In Tufts v. Grewer, 83 Maine, 412, the court says: “A tender *553does not in our law transfer the title to the vendee. The facts show that the plaintiff was to retain title to the fountain until the price should be paid. But the defendant refused to make the partial cash payment called for by the terms of the sale, or to accept any possession or control of the property so that even an equitable title to the property did not pass to him.”

Actual acceptance of delivery may sometimes be inferred from the conduct of the parties. “ Silence and delay for an unreasonable time are conclusive evidence of acceptance. The burden of action is upon the buyer, and he must seasonably notify the seller of his refusal to accept the goods.” White v. Harvey, 85 Maine, 212. See Merrill Furniture Co. v. Hill, 87 Maine, 18; Goslen v. Camphell, 88 Maine, 450.

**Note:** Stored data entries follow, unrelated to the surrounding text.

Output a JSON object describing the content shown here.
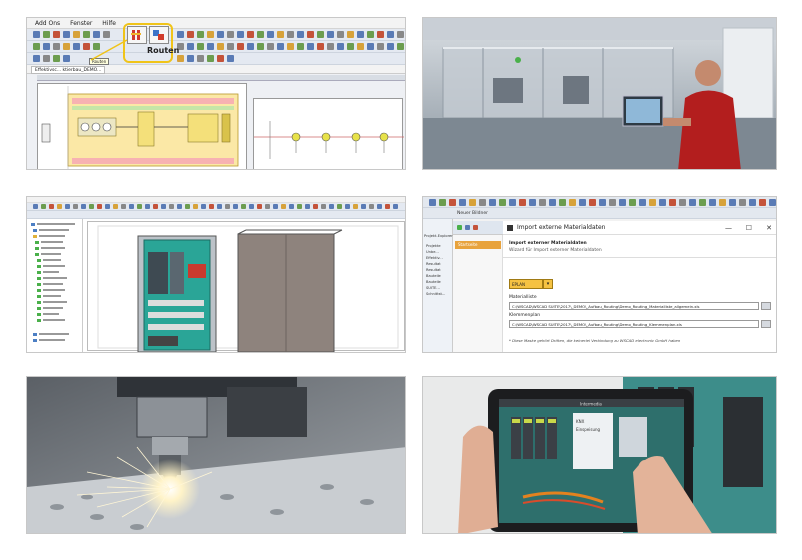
{
  "tile1": {
    "menu": [
      "Add Ons",
      "Fenster",
      "Hilfe"
    ],
    "tooltip": "Routen",
    "callout_label": "Routen",
    "tab_label": "Effektivsc... ktierbau_DEMO..."
  },
  "tile4": {
    "toolbar_title": "Neuer Bildner",
    "sidebar_title": "Projekt-Explorer",
    "dialog_title": "Import externe Materialdaten",
    "sidebar_item": "Startseite",
    "header_bold": "Import externer Materialdaten",
    "header_sub": "Wizard für Import externer Materialdaten",
    "combo_value": "EPLAN",
    "label_material": "Materialliste",
    "path_material": "C:\\WSCAD\\WSCAD SUITE\\2017\\_DEMO\\_Aufbau_Routing\\Demo_Routing_Materialliste_allgemein.xls",
    "label_clamp": "Klemmenplan",
    "path_clamp": "C:\\WSCAD\\WSCAD SUITE\\2017\\_DEMO\\_Aufbau_Routing\\Demo_Routing_Klemmenplan.xls",
    "footnote": "* Diese Maske gehört Dritten, die keinerlei Verbindung zu WSCAD electronic GmbH haben",
    "tree": [
      "Projekte",
      "Unbe...",
      "Effektiv...",
      "Resultat",
      "Resultat",
      "Bauteile",
      "Bauteile",
      "SUITE...",
      "Schnittst..."
    ],
    "win_minimize": "—",
    "win_maximize": "☐",
    "win_close": "✕"
  },
  "tile6": {
    "tablet_label": "Intermedia",
    "panel_line1": "KNX",
    "panel_line2": "Einspeisung"
  }
}
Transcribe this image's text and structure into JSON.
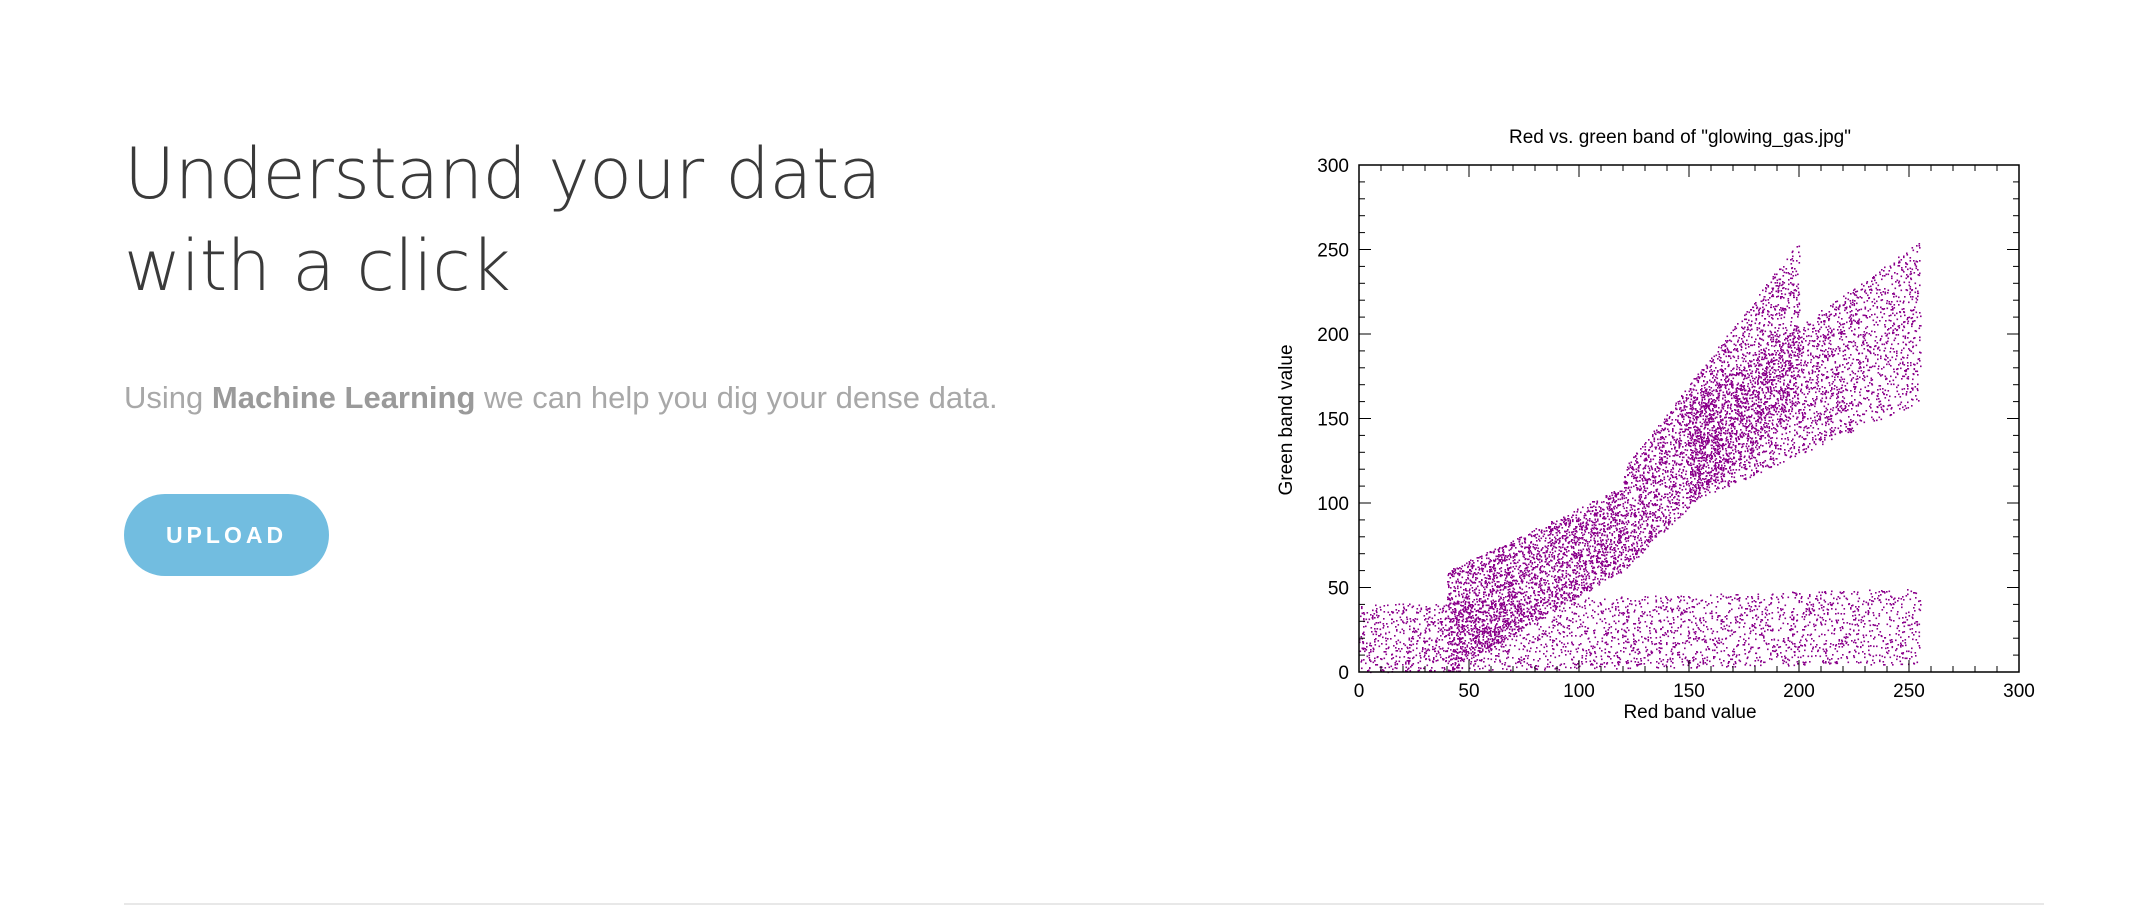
{
  "hero": {
    "title": "Understand your data with a click",
    "subtitle_prefix": "Using ",
    "subtitle_bold": "Machine Learning",
    "subtitle_suffix": " we can help you dig your dense data.",
    "upload_label": "UPLOAD"
  },
  "colors": {
    "accent": "#72bde0",
    "points": "#8b008b"
  },
  "chart_data": {
    "type": "scatter",
    "title": "Red vs. green band of \"glowing_gas.jpg\"",
    "xlabel": "Red band value",
    "ylabel": "Green band value",
    "xlim": [
      0,
      300
    ],
    "ylim": [
      0,
      300
    ],
    "xticks": [
      0,
      50,
      100,
      150,
      200,
      250,
      300
    ],
    "yticks": [
      0,
      50,
      100,
      150,
      200,
      250,
      300
    ],
    "grid": false,
    "series": [
      {
        "color": "#8b008b",
        "density_bands": [
          {
            "x": [
              0,
              255
            ],
            "y_low": [
              0,
              5
            ],
            "y_high": [
              40,
              50
            ]
          },
          {
            "x": [
              40,
              120
            ],
            "y_low": [
              0,
              60
            ],
            "y_high": [
              60,
              110
            ]
          },
          {
            "x": [
              120,
              200
            ],
            "y_low": [
              60,
              160
            ],
            "y_high": [
              120,
              255
            ]
          },
          {
            "x": [
              150,
              255
            ],
            "y_low": [
              100,
              160
            ],
            "y_high": [
              160,
              255
            ]
          }
        ],
        "x_max": 255,
        "y_max": 255
      }
    ]
  }
}
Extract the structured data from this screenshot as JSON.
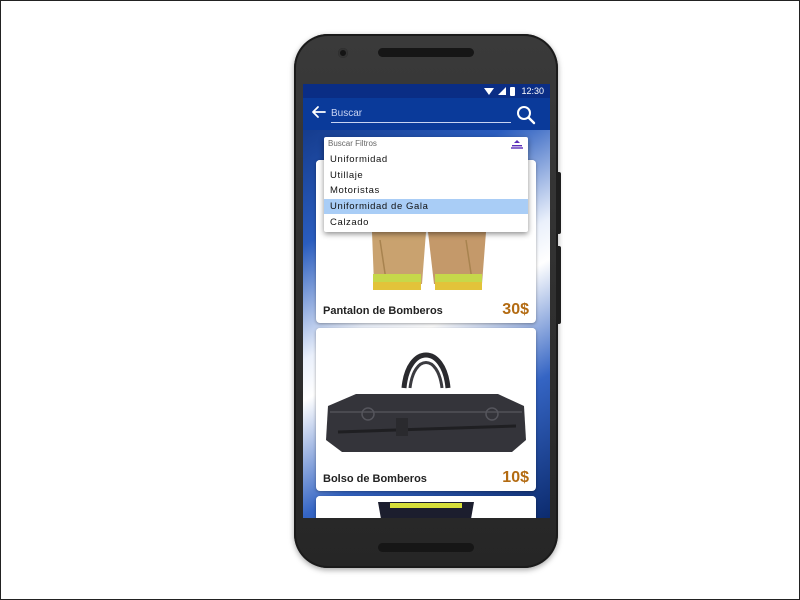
{
  "status_bar": {
    "time": "12:30",
    "icons": [
      "wifi-icon",
      "signal-icon",
      "battery-icon"
    ]
  },
  "app_bar": {
    "back_icon": "arrow-left-icon",
    "search_placeholder": "Buscar",
    "search_icon": "search-icon"
  },
  "filter": {
    "placeholder": "Buscar Filtros",
    "toggle_icon": "collapse-icon",
    "options": [
      "Uniformidad",
      "Utillaje",
      "Motoristas",
      "Uniformidad de Gala",
      "Calzado"
    ],
    "selected_index": 3
  },
  "products": [
    {
      "name": "Pantalon de Bomberos",
      "price": "30$",
      "image_icon": "trousers-image"
    },
    {
      "name": "Bolso de Bomberos",
      "price": "10$",
      "image_icon": "duffel-bag-image"
    },
    {
      "name": "",
      "price": "",
      "image_icon": "jacket-image"
    }
  ],
  "colors": {
    "app_bar": "#0a3a9a",
    "status_bar": "#0a2d85",
    "price": "#b36b12",
    "selected_option": "#a9cdf6",
    "accent_icon": "#5a2db8"
  }
}
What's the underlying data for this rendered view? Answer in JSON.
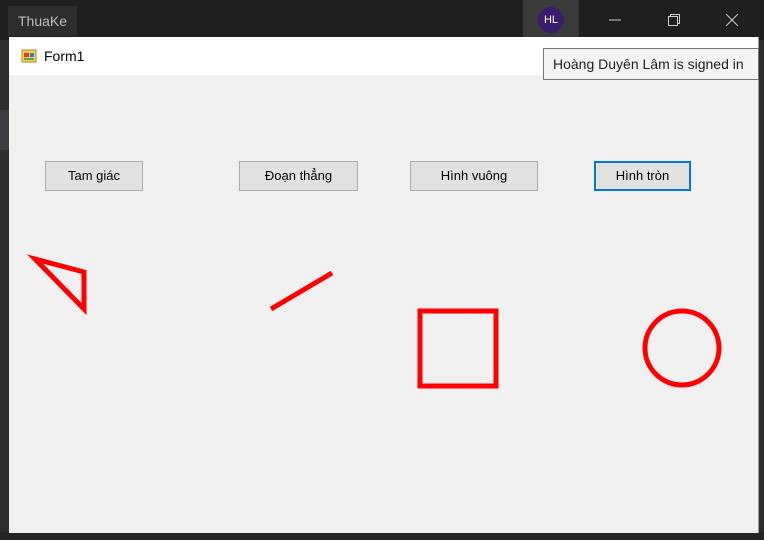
{
  "ide": {
    "tab_label": "ThuaKe",
    "avatar_initials": "HL"
  },
  "window": {
    "title": "Form1"
  },
  "tooltip": {
    "text": "Hoàng Duyên Lâm is signed in"
  },
  "buttons": [
    {
      "label": "Tam giác"
    },
    {
      "label": "Đoạn thẳng"
    },
    {
      "label": "Hình vuông"
    },
    {
      "label": "Hình tròn"
    }
  ],
  "colors": {
    "shape_stroke": "#ff0000",
    "focus_border": "#0078d7"
  },
  "icons": [
    "minimize-icon",
    "restore-icon",
    "close-icon",
    "form-app-icon"
  ]
}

In the case at bar, the book ordered was tendered to the defendant, who refused acceptance. It thereby did not become the property of defendant, and this action for goods sold and delivered cannot be maintained, except on the general count for goods sold and delivered, by virtue of defendant’s acceptance of the book upon new terms then made him by plaintiff’s traveling man, who tendered the book. Those terms were payment at the publisher’s price. The evidence fails to disclose what that price was, and therefore the verdict cannot be said to rest upon the new contract. Indeed, the fair inference is that it does not, for the publisher’s price for a single volume is not likely to be $36.92, including interest. If it be said that the new terms were unauthorized by the publishers and not binding upon them, although made by their agent, then defendant is not bound thereby, as no title to the book passed to him, because his acceptance under a void contract would be no acceptance. Wood v. Finson, 89 Maine, 459.

Motion sustained. Verdict set aside.